From Ad-Hoc Abuse to Enterprise Pseudo-Streaming – A STAR Story
| STAR | Narrative (Gap-Free) | Critic’s Question & Reasoning (Why the Requirement Exists) |
|---|---|---|
| SITUATION |
Business context – Internal analytics team needed real-time visibility into high-volume operational data via self-service dashboards. Initial contract – “≤ 2-day window, ≤ 1 000 rows” → sub-second REST GET. Reality – Users began POST-ing custom filters (dimensions, regex patterns, time-range up to 90 days). Pain point – Queries took 30–180 s → dashboard gateway timeout (60 s) → blank screens. |
Q1: Why allow custom filters at all? A: Flexibility was a hard stakeholder requirement from Day-1: business wanted “self-service” without ticket-based schema changes. Q2: SQL injection risk? A: We never concatenated user input. All filters parsed into a safe AST → translated to search engine DSL. 100 % unit test coverage + external pentest. Q3: Why did abuse explode? A: Early wins → viral adoption → 50 % of analysts using API in 2 weeks. Feature creep became a formal requirement – leadership mandated “no restrictions” to preserve velocity. |
| TASK |
|
Q4: Why not just increase timeout to 300 s? A: Dashboard platform hard-coded 60 s gateway + UX degrades > 5 s wait. Q5: Why not cache everything? A: 90 % of queries were unique (different regex/time-range). Cache hit < 5 %. |
| ACTION |
Step 1 – Input validation & job creation • POST → 202 Accepted + jobId + offset (round-robin from fixed pool of 1 000 offsets).• Filter AST → query fingerprint (SHA-256) → deduplication cache (Redis, 5 min TTL). • Identical fingerprints → reuse same offset (instant share). Step 2 – Backend micro-batches • Worker executes in 10-row chunks → JSON → Kafka ResultTopic at assigned offset.• Each message: jobId, chunkSeq, isLast.Step 3 – Consumer experience • Dashboard connector polls from offset (or uses reactive client). • First chunk arrives in median 1.1 s.
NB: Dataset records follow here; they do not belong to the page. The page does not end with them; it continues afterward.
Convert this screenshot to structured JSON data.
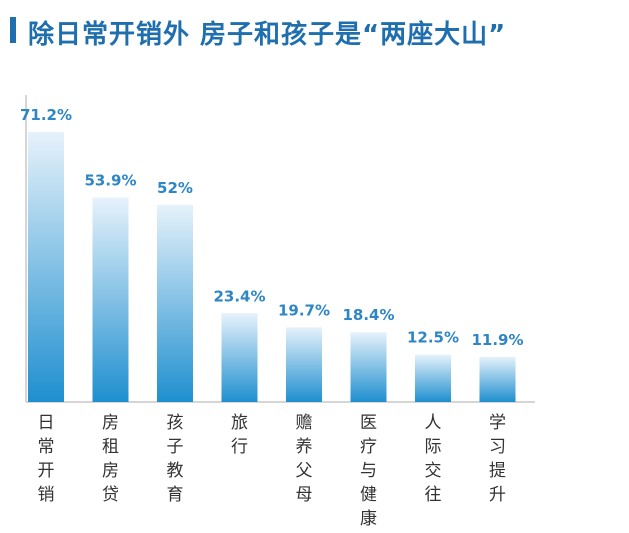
{
  "title": "除日常开销外 房子和孩子是“两座大山”",
  "colors": {
    "accent": "#1f6fae",
    "bar_top": "#e6f2fb",
    "bar_bottom": "#1f8fcf",
    "label": "#2f86c5",
    "axis": "#c8c8c8"
  },
  "chart_data": {
    "type": "bar",
    "title": "除日常开销外 房子和孩子是“两座大山”",
    "xlabel": "",
    "ylabel": "",
    "categories": [
      "日常开销",
      "房租房贷",
      "孩子教育",
      "旅行",
      "赡养父母",
      "医疗与健康",
      "人际交往",
      "学习提升"
    ],
    "values": [
      71.2,
      53.9,
      52,
      23.4,
      19.7,
      18.4,
      12.5,
      11.9
    ],
    "value_labels": [
      "71.2%",
      "53.9%",
      "52%",
      "23.4%",
      "19.7%",
      "18.4%",
      "12.5%",
      "11.9%"
    ],
    "ylim": [
      0,
      71.2
    ],
    "grid": false,
    "legend": "none"
  }
}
Step 4 – Governance • Offset TTL = 5 min → auto-cleanup consumer → log compaction → offset returned to pool. • Audit log: jobId, fingerprint, user, offset, row count.Step 5 – POC & rollout • 3-day POC: 100 concurrent 90 s queries → 100 % success. • Load test: 2 500 concurrent users → CPU < 70 %, no socket exhaustion. • Security sign-off: verified no injection path. |
Q6: Why manual offset pool instead of consumer groups? A: Consumer groups require unique group.id per dashboard instance → dashboard engine cannot coordinate. Fixed offset pool gives deterministic URL ( offset=42) embeddable in config.Q7: Why 10-row chunks? A: Balances Kafka throughput (≤ 1 ms per message) and UI rendering (10 rows = one screen page). Q8: Why 5 min TTL? A: 95th percentile query finishes in 110 s; 5 min covers stragglers + network retries. Q9: Why not Server-Sent Events (SSE)? A: SSE = one TCP socket per dashboard → 2 000 dashboards = 2 000 sockets → kernel EPOLL exhaustion. Kafka moves load to brokers. |
| RESULT |
|
Q10: Any regression? A: None. Added SLA dashboard showing chunk latency distribution – used in quarterly reviews. Q11: User abuse still possible? A: Rate-limited to 1 job/5 s per user + max 500 k rows per job → enforced in API gateway. |
One-Liner for Resume / Interview
“Converted an abused ad-hoc REST API into a Kafka-mediated pseudo-streaming platform that scaled 12×, eliminated timeouts, and turned analyst flexibility into a governed enterprise feature – all while keeping HTTP stateless and injection-free.”
Turn a blocking API into an event-driven firehose by letting Kafka do the “streaming” while the HTTP tier stays stateless.
Generic, company-agnostic, and ready for your engineering blog. Copy, paste, publish.